Monday, March 24, 2008

Sweet Serenditpity

It isn’t very often that those who play the songs on the radio have a hand in changing the tune of its future. What you’re about to read is a story of a song serendipity as sweet as its lyrics.


In the 1970’s, my radio home was KMPC in
Los Angeles -- one of America’s great personality radio stations. I was a kid, surrounded by the likes of Dick Wittinghill, Wink Martindale, Gary Owens and other radio superstars.

On Mondays, the record promotion people would visit hoping to get their music played and it was one of those Mondays in 1971 that a record by an unknown talent on caught my ear. The singer had been captivated by another artist at the Troubador, a famous Hollywood night club.

"From the moment he walked on stage, I was spellbound. I felt like he sang to my soul," she would relate years later.

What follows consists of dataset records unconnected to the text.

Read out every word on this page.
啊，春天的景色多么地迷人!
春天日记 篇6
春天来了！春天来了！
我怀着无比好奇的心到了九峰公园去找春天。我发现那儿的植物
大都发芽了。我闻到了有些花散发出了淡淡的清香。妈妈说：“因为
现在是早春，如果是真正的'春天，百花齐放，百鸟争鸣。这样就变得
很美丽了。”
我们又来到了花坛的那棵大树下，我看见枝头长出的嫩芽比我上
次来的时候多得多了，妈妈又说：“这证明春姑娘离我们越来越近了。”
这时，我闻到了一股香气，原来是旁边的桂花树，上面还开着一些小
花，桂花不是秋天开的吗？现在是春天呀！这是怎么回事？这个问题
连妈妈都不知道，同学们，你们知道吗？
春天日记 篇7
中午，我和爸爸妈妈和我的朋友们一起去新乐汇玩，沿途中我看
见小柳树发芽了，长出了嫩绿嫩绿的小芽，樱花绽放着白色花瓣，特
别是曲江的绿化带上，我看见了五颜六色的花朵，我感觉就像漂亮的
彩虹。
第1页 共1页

Mesmerized, she returned every night that week. She jotted down her feelings on a napkin and later took the rhyme to her record company, where a well-respected songwriting team finished the song. It was included in her debut album and as a single recording in 1971, resulting in yet another song lost in the shuffle.

I phoned the record company to let them know I would be playing it on KMPC. After sharing the story and the song with my listeners, I received a call from a company that produced music programs for the airlines wanting information about the recording that it might be included in one of their programs.

Two years later, well known artist was traveling from
New York to LA and happened to hear the program with the song by the unknown artist. By the time her American Airlines flight touched down at LAX, she was convinced she should record it as soon as possible.

Days later, she was in the studio interpreting the haunting lyrics in her own inimitable style. Almost as quickly, it seemed, it became the top song in the nation and later became the Song of the Year.

Who can really say how one event will lead to another?

And, who knew that what Lori Lieberman felt when she saw Don McLean at the Troubador that week in 1971 and eventually described to Norm Gimble and Charles Fox at Capitol Records would lead to Roberta’s Flack smash recording, “Killing Me Softly With His Song.”